A great resourse on the internet is the Homebuilder's Headquarters under the member's section on the EAA site. As beej mentioned in another thread, Tony Bingelis' three books are worth their weight in gold. (Sat across from him once when I was at THE FLY-In back in 1991. Great person ! Learned just from having a casual conversation wtih him.)
A lot of the articles are written by Tony B. Many categories are on the site, Desigining, Building, Registering, Testing, Operating, etc.) Under Building-Articles-Basic Contruction Practice, for example, they talk about a lot of the basic stuff.
One that I just read was "Modifications... Good or Bad ? Part of the article read:
(quote) Sometimes a builder may unwittingly weaken the aircraft structure dangerously when in his mind he thinks he is really strengthening it.

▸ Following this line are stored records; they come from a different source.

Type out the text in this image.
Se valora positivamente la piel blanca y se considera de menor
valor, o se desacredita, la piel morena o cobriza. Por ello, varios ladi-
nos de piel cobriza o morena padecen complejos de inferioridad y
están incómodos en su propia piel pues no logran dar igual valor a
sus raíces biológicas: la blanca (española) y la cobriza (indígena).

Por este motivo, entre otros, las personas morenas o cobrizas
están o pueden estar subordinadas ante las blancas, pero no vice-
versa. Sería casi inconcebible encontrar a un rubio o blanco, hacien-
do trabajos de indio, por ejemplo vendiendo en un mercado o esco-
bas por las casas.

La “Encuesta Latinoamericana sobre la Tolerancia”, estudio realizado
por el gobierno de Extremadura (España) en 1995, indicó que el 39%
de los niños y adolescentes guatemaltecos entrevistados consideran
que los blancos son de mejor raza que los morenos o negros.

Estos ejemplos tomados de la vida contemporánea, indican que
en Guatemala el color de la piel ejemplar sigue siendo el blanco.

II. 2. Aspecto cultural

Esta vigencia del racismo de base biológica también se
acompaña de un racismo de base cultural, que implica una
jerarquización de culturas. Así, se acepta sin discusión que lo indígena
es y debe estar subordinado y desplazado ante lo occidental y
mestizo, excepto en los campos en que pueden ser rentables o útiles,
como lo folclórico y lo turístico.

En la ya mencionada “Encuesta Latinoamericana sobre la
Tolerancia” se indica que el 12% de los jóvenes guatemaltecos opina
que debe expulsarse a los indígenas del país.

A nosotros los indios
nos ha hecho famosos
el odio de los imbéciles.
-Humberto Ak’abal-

A particular example comes to mind involving an individual who figured he would install the same thickness plywood skin all the way to the wing tip, instead of scarfing in the required thinner skin for the outboard wing section. He figured by installing the plywood skin in one piece he would eliminate all that scarfing work. This would make the wing stronger, he thought.
Unfortunately, instead of simply making the wing stronger, he only made it structurally stiffer and heavier. The increased thickness in the outer wing panel skin stiffened the wing structure, all right, but it also caused the wing flexibility to move inboard into the cockpit area where the spar was not beefed up nor designed to take the additional localized bending stress of a stiffened wing.
This modification, probably more than higher G forces encountered, later contributed to the reported catastrophic wing failure. (unquote)
It would have been something I would have thought the same as the guy/girl that did it too. Something to always keep in mind.
Anywho.. a lot of great reading on there for thoses interested.